The entire Ottawa area has been hit hard by this week's intense levels of rainfall, but nowhere has felt the brunt of it harder than North Gower, a small township located southwest of the nation's capital whose population hovers near 2,200 and has never before experienced this kind of a downpour.
"I'd never seen anything like this since I've lived here," said North Gower resident Ron Doyle, to CBC. "I hope the water hasn't done too much damage in my basement. But I'm pumping it out right now as fast as I can. I hope my insurance covers it, I guess."
The severity of this individual flood is compounded by what has already been an unusually rough warm season for the township.

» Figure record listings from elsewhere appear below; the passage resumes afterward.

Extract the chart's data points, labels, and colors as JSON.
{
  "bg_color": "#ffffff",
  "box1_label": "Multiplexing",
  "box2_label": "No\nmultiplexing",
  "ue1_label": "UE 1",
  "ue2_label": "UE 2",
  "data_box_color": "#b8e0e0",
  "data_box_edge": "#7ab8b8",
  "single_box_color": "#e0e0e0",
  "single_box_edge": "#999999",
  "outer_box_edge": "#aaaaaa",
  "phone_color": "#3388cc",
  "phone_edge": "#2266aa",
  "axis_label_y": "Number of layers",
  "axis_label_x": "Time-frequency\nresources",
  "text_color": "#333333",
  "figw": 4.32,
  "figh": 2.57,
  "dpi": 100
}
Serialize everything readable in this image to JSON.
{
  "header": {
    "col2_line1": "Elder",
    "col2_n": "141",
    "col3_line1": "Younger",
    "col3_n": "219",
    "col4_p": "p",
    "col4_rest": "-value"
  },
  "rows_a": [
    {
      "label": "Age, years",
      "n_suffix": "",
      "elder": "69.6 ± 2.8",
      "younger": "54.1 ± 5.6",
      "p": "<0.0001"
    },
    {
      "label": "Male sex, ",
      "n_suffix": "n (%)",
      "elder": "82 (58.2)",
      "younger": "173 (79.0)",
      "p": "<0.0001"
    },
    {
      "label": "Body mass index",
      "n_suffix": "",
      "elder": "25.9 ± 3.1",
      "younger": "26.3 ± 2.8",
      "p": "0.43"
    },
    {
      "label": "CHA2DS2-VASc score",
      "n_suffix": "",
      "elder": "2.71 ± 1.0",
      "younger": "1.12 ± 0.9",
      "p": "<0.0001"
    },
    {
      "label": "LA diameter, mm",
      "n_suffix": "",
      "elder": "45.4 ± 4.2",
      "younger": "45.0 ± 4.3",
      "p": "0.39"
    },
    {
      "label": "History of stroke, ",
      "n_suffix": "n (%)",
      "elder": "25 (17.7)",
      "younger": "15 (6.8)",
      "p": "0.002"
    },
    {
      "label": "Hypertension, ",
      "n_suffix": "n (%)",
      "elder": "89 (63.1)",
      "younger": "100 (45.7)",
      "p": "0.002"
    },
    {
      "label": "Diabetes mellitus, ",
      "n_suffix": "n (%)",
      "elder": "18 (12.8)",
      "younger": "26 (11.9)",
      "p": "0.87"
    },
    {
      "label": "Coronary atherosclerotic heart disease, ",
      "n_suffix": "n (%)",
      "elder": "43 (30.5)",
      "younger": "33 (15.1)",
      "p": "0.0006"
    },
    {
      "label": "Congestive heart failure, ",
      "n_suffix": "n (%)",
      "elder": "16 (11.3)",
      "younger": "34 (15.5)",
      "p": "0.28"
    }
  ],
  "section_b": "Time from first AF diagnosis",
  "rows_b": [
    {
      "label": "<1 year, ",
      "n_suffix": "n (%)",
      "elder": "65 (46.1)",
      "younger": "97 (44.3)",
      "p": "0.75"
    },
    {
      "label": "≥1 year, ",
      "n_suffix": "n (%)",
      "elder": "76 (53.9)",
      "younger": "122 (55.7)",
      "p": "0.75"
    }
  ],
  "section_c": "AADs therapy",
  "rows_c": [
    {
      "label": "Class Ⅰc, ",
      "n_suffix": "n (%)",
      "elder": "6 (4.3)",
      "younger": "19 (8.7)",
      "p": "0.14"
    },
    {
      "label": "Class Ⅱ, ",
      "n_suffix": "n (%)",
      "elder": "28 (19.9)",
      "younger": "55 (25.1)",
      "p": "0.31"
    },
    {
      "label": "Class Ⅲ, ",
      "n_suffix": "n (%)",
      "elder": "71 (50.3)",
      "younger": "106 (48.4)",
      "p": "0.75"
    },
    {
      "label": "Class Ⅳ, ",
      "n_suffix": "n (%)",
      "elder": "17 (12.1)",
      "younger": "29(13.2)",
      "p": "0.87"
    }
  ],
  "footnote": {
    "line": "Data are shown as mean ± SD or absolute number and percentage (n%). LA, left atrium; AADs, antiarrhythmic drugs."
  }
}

"[The rain] has really just added to a bad situation to begin with" said regional councillor Scott Moffatt. "This is about the third or fourth flood event that we've seen in the North Gower area this spring and summer. It's been a very difficult summer for at least the farmers around here, but now all of a sudden what we're seeing here is impact on homes, impact on local businesses, because the level of the water is just so high."
It has unfortunately also led to issues with natural gas, hydro, drinking water, and rotting lumber, the latter of which has been harmed by the need to lock several of the Rideau Canal lock stations.
Some of those, however, have now reopened. Those are the Brass Point Swing Bridge, Poonamalie, and Beveridges lock stations. Parks Canada has been working diligently to have Canal activity return to normal and will be providing regular updates on the status of operations.